Cabot was actively involved with the Public Reading Commission of the Joan Triadú Library in Vic as a member from 1996, promoting and organising activities past the library. She established the free-admitting Tertúlies amb poetes occurring every second Saturday of each month during the afternoon in 1997. Cabot was an honorary member of the Catalan Language Writers Association. In 2014, she received recognition at the March of the Vigatans.

==Personal life==
She was married to the cultural activist and writer Armand Quintana. On the evening of 19 May 2017, Cabot died in Tavèrnoles.
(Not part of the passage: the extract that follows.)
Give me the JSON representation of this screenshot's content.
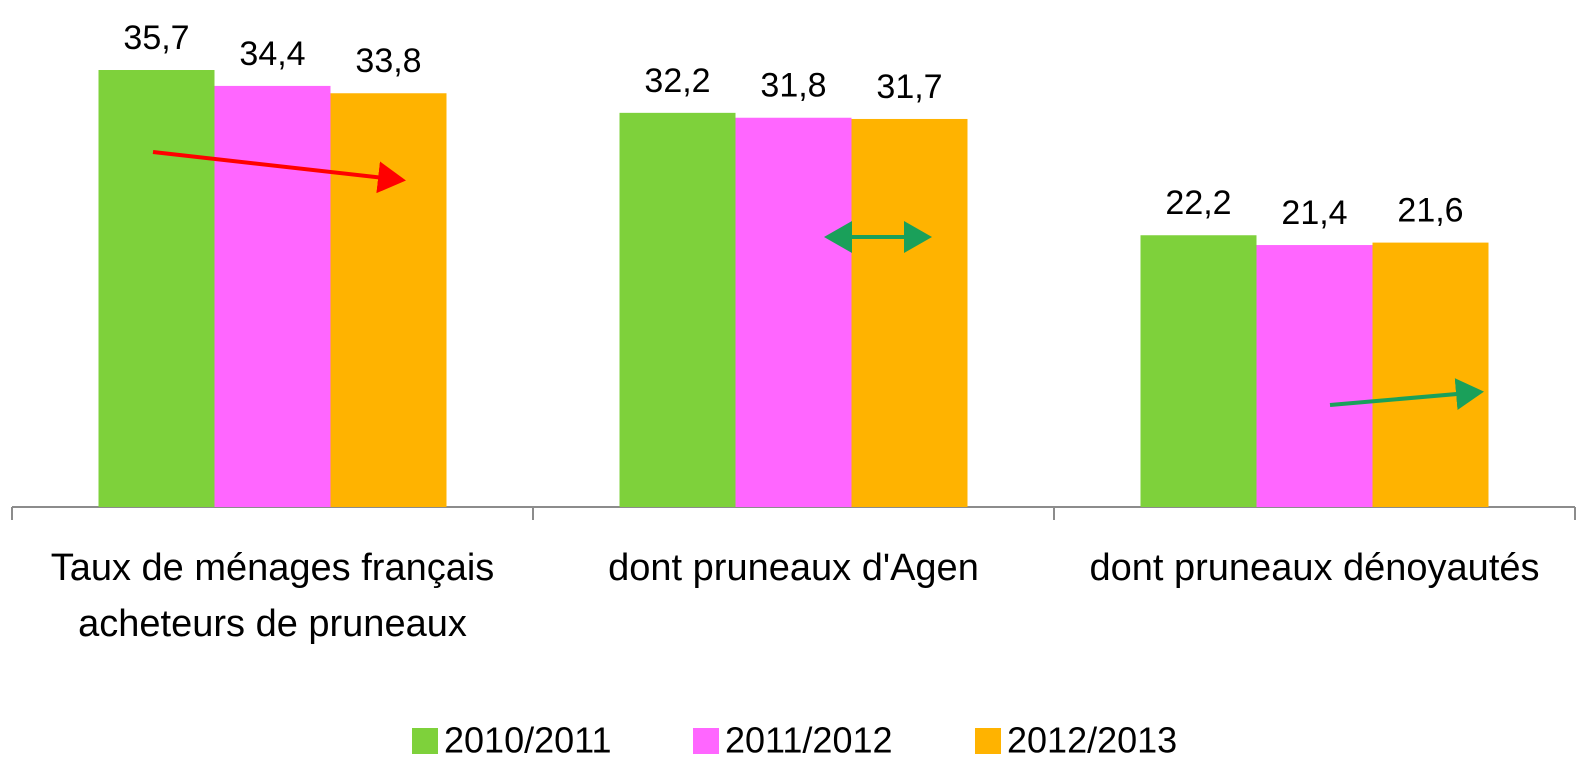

She was given a funeral service three days later.

==Legacy==
Roser Iborra described Cabot as "a vital woman, full of tireless energy and generosity. A woman who, in the midst of the Franco regime, built a bookshop-refuge in the heart of Vic, full of Catalan books, which was then an unthinkable audacity, with forbidden books hidden where no one would look for them, that is: among others, visible, on the shelves."